Written by Jacopo Maria Bosica
Edited by Miguel Andres Reyes Castro
Supervised by Cansu Macit Karaduman
On 11-12 July, NATO leaders held their annual summit in Vilnius amidst an unprecedented security landscape and high expectations on the steps towards enlargement and the new courses of action to preserve collective defence in the Euro-Atlantic area and states’ resilience and capacity-building. While the Alliance delivered on its core missions (collective security and crisis management), it was not as ambitious and straightforward when it came to more sensitive matters like Ukraine and Sweden’s membership paths, or partnerships in other global regions (e.g., the Asia Pacific).

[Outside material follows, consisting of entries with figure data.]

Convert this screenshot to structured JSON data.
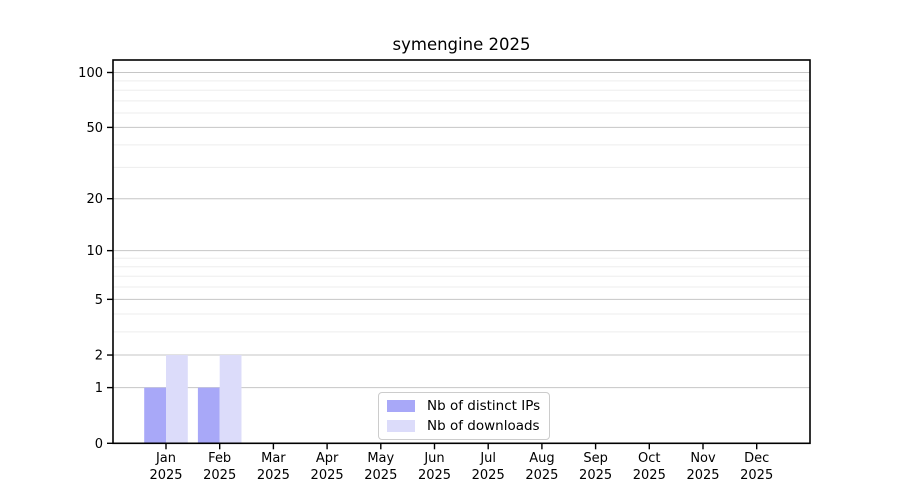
{
  "chart_data": {
    "type": "bar",
    "title": "symengine 2025",
    "categories": [
      "Jan",
      "Feb",
      "Mar",
      "Apr",
      "May",
      "Jun",
      "Jul",
      "Aug",
      "Sep",
      "Oct",
      "Nov",
      "Dec"
    ],
    "x_year_label": "2025",
    "series": [
      {
        "name": "Nb of distinct IPs",
        "color": "#a8a8f8",
        "values": [
          1,
          1,
          0,
          0,
          0,
          0,
          0,
          0,
          0,
          0,
          0,
          0
        ]
      },
      {
        "name": "Nb of downloads",
        "color": "#dcdcfa",
        "values": [
          2,
          2,
          0,
          0,
          0,
          0,
          0,
          0,
          0,
          0,
          0,
          0
        ]
      }
    ],
    "y_scale": "log1p",
    "y_ticks": [
      0,
      1,
      2,
      5,
      10,
      20,
      50,
      100
    ],
    "y_minor_ticks": [
      3,
      4,
      6,
      7,
      8,
      9,
      30,
      40,
      60,
      70,
      80,
      90
    ],
    "ylim": [
      0,
      117
    ],
    "grid": true,
    "legend_position": "lower center",
    "colors": {
      "grid_major": "#c6c6c6",
      "grid_minor": "#ededed",
      "spine": "#000000",
      "tick_text": "#000000",
      "legend_border": "#cccccc"
    }
  }
}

This info flash builds on the one making a preview on the Vilnius Summit (Bosica, 2023) to reflect upon its outcomes in the following areas: Ukraine and Sweden’s membership paths (section I), collective defence plans (section II), defence investment pledges and capacity building (sections III) and initiatives to enhance NATO’s resilience vis-à-vis emerging threats (section IV). Although times are still not ripe to make a conclusive assessment about the Summit’s success or failure, it will surely be remembered for being a bridge between the Madrid Summit in 2022 and the upcoming Washington Summit in 2024 (Atlantic Council Experts, 2023).